Property operating expenses, which have remained flat since 2010, decreased by 0.9% in 2014 to $150 million. Real estate taxes also remained flat for the fourth year at $89 million, while maintenance and repairs expenses amounted to $55 million in 2014, compared with $56 million in the previous year. Property operating expenses, including real estate taxes and maintenance and repairs, fell in 2014 primarily due to a fall of $7.7 million from comparable properties.
Depreciation and amortization increased by 4.4% from 2013 to $291 million in 2014. The rise in depreciation and amortization expense was due to a $7.8 million rise related to comparable properties and $4.6 million attributable to new properties. General and administrative expenses rose by 2.9% to $50 million in 2014, primarily due to increases in consulting and legal fees.
EBITDA margin lower than peers
CBL recorded an EBITDA (earnings before interest, tax, depreciation, and amortization) margin of 64.5% in 2014, compared with 65.2% in the previous year. In 2012, the company recorded an EBITDA margin of 66%. This was the highest EBITDA margin recorded by CBL over the last seven years. For 2015, CBL is expected to report an EBITDA margin of 67.8%.
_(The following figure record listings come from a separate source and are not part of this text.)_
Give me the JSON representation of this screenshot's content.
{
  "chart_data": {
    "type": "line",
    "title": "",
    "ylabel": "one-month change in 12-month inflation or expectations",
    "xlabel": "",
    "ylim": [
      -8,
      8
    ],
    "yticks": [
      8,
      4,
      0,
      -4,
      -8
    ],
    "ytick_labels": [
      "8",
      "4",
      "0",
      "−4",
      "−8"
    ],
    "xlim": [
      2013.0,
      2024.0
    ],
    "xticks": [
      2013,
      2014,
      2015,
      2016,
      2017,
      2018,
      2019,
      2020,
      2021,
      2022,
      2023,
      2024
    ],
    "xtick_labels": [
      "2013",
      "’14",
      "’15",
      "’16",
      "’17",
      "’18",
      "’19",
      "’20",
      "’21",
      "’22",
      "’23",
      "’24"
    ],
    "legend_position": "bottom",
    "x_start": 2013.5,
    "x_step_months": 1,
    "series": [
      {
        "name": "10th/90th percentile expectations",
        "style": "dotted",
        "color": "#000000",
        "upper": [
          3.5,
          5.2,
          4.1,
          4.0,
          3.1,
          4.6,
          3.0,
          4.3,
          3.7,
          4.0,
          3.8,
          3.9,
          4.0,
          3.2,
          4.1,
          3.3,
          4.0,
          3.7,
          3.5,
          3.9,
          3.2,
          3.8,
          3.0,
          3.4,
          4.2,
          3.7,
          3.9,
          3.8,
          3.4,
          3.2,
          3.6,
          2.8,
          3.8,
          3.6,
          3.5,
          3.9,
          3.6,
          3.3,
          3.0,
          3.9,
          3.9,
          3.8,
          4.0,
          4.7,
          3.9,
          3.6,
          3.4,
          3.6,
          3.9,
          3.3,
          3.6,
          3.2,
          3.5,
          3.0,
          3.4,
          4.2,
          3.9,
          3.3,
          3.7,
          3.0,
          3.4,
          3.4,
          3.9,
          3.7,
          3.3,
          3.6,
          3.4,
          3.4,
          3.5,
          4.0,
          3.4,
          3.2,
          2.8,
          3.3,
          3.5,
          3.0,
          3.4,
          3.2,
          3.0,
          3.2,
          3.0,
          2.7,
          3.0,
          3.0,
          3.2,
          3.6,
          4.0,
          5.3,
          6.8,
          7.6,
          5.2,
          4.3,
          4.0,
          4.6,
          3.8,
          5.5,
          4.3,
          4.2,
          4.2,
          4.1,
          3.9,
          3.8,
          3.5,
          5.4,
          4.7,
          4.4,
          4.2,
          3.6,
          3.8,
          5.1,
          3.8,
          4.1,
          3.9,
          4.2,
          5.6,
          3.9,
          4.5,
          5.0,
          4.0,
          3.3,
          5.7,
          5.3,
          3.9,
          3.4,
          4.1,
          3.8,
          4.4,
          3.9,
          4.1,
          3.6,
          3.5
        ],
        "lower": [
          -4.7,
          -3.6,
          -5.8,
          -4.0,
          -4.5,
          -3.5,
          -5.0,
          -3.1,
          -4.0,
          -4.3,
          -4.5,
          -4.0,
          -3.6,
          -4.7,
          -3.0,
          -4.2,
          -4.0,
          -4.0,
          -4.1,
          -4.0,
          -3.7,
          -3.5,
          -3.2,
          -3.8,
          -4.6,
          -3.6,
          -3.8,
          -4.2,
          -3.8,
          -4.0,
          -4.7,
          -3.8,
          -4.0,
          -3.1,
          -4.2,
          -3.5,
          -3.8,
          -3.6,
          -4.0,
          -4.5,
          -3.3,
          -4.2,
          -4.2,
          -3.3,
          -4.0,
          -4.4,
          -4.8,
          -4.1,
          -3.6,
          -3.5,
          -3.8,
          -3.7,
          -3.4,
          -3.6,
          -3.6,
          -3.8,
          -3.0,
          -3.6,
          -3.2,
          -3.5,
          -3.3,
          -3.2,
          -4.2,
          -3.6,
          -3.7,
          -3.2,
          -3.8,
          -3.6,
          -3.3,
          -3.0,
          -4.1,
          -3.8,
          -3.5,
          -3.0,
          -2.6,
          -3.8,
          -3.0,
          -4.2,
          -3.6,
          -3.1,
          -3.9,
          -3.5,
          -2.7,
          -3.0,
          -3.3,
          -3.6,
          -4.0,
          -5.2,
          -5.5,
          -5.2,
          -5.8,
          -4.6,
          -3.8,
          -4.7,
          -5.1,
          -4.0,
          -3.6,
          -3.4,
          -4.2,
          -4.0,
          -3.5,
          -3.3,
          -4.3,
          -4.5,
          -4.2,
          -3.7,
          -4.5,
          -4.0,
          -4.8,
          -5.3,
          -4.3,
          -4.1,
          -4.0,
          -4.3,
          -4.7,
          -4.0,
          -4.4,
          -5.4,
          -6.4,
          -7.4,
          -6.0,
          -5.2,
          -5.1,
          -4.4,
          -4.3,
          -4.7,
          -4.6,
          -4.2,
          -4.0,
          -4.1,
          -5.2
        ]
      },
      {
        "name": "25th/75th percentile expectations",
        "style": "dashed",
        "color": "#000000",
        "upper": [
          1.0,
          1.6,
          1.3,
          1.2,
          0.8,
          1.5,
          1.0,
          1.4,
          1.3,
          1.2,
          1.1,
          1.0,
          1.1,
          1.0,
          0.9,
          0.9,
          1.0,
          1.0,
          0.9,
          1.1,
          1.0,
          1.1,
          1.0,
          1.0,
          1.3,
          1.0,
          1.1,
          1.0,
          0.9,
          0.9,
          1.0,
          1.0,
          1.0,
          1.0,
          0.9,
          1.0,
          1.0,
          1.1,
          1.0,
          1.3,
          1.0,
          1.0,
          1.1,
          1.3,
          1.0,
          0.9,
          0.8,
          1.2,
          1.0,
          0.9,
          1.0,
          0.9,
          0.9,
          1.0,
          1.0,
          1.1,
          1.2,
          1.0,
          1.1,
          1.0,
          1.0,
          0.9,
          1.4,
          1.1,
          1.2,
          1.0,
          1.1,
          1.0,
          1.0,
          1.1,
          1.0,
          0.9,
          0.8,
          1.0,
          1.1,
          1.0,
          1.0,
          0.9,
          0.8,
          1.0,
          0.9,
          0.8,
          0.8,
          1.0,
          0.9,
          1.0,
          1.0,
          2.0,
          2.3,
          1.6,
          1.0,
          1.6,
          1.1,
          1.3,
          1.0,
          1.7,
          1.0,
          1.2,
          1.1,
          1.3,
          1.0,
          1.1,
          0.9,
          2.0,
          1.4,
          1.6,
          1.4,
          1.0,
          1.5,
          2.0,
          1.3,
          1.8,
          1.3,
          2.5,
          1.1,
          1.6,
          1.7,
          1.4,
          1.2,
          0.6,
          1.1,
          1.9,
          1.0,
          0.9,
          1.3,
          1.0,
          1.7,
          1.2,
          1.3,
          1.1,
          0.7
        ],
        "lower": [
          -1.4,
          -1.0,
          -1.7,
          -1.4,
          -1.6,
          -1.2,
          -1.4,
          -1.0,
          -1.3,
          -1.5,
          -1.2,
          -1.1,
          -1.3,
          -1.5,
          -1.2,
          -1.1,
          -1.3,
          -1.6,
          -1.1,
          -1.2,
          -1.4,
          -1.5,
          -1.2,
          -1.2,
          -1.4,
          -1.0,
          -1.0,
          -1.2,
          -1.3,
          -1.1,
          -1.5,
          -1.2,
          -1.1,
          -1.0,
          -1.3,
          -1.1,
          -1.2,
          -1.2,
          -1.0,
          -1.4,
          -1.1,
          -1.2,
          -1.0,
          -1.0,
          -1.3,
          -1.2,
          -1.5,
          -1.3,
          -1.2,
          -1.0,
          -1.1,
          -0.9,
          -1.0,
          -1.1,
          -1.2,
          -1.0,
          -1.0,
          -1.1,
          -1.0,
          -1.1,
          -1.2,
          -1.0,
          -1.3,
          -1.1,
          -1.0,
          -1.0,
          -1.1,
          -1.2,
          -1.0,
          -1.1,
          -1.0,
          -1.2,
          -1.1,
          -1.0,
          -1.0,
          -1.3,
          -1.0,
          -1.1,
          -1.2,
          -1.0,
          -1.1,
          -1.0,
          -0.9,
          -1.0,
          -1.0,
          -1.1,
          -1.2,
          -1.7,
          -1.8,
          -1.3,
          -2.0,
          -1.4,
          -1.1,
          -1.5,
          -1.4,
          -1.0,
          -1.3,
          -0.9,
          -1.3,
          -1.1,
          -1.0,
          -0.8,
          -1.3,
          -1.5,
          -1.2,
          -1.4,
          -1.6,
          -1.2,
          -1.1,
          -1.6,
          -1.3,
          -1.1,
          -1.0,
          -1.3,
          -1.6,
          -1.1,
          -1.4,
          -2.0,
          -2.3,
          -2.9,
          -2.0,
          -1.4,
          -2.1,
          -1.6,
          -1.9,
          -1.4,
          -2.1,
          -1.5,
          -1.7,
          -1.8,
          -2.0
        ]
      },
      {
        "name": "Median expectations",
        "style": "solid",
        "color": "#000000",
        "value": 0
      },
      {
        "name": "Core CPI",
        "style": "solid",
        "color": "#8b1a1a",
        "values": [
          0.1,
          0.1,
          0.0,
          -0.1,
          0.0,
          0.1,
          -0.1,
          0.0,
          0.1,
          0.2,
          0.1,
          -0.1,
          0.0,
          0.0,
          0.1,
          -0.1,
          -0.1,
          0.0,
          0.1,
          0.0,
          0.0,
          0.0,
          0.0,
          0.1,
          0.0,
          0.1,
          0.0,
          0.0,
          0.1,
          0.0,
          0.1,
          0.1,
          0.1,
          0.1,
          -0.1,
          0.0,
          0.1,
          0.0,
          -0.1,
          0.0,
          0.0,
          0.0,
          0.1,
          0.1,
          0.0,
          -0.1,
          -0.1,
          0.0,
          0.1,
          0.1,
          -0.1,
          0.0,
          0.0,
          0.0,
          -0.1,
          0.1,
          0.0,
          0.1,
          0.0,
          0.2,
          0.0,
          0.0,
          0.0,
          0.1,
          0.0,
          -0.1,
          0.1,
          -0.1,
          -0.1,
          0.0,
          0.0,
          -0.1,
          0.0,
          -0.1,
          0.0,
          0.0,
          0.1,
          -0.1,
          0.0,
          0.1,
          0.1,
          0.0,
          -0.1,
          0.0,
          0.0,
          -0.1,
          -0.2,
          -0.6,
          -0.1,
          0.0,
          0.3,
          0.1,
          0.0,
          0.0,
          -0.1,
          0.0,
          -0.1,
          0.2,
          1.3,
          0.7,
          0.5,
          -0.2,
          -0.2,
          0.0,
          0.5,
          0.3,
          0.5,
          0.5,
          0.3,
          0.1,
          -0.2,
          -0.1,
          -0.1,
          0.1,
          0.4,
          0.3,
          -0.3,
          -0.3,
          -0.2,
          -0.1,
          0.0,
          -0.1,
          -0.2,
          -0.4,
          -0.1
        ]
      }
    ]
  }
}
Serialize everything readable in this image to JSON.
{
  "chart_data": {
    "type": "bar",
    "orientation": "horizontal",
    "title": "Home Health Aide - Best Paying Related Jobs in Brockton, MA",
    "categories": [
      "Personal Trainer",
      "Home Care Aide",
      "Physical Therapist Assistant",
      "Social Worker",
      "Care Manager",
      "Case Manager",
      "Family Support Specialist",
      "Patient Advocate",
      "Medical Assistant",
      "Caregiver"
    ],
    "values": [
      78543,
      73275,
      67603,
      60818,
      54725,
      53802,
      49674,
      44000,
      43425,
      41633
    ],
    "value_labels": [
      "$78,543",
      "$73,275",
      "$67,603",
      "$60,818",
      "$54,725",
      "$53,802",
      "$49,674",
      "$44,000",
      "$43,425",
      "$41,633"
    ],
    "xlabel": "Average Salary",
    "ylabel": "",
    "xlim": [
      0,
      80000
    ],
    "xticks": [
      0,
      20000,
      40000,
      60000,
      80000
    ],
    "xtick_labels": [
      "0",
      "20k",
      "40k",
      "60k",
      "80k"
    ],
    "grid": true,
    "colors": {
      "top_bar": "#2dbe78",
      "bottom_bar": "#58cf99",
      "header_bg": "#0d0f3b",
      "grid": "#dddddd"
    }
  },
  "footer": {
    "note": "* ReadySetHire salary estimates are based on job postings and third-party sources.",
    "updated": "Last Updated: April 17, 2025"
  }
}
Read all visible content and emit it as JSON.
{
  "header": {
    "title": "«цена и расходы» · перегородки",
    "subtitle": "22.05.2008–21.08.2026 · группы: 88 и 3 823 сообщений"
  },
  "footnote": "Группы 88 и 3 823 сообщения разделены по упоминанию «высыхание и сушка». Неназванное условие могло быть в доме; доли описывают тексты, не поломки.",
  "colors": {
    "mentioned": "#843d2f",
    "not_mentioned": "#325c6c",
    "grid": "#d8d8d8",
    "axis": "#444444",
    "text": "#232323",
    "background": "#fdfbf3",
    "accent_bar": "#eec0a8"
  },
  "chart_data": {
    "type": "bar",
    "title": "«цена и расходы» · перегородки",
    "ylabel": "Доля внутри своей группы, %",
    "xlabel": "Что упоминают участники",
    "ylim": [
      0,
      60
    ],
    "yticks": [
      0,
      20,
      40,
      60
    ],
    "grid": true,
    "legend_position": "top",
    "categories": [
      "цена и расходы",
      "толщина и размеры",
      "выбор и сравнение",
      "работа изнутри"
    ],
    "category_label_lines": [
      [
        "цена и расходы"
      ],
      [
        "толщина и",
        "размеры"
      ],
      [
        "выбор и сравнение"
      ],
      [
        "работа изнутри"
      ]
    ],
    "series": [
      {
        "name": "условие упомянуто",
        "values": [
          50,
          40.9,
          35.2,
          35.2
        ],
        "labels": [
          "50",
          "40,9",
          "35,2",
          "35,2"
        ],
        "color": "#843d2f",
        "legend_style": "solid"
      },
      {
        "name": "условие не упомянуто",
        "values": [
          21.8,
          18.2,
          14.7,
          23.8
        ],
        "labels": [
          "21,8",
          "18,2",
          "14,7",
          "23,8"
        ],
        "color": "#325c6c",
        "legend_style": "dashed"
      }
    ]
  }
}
CBL’s EBITDA margin was lower than that of close competitors such as Simon Property Group (SPG), General Growth Properties (GGP), and Macerich (MAC) with EBITDA margins of 75.2%, 67.4%, and 65.3%, respectively. On the other hand, CBL’s EBITDA margin is higher than Taubman Center’s (TCO) margin of 52.1%. CBL (CBL) forms 0.16% holdings of the iShares US Preferred Stock ETF (PFF).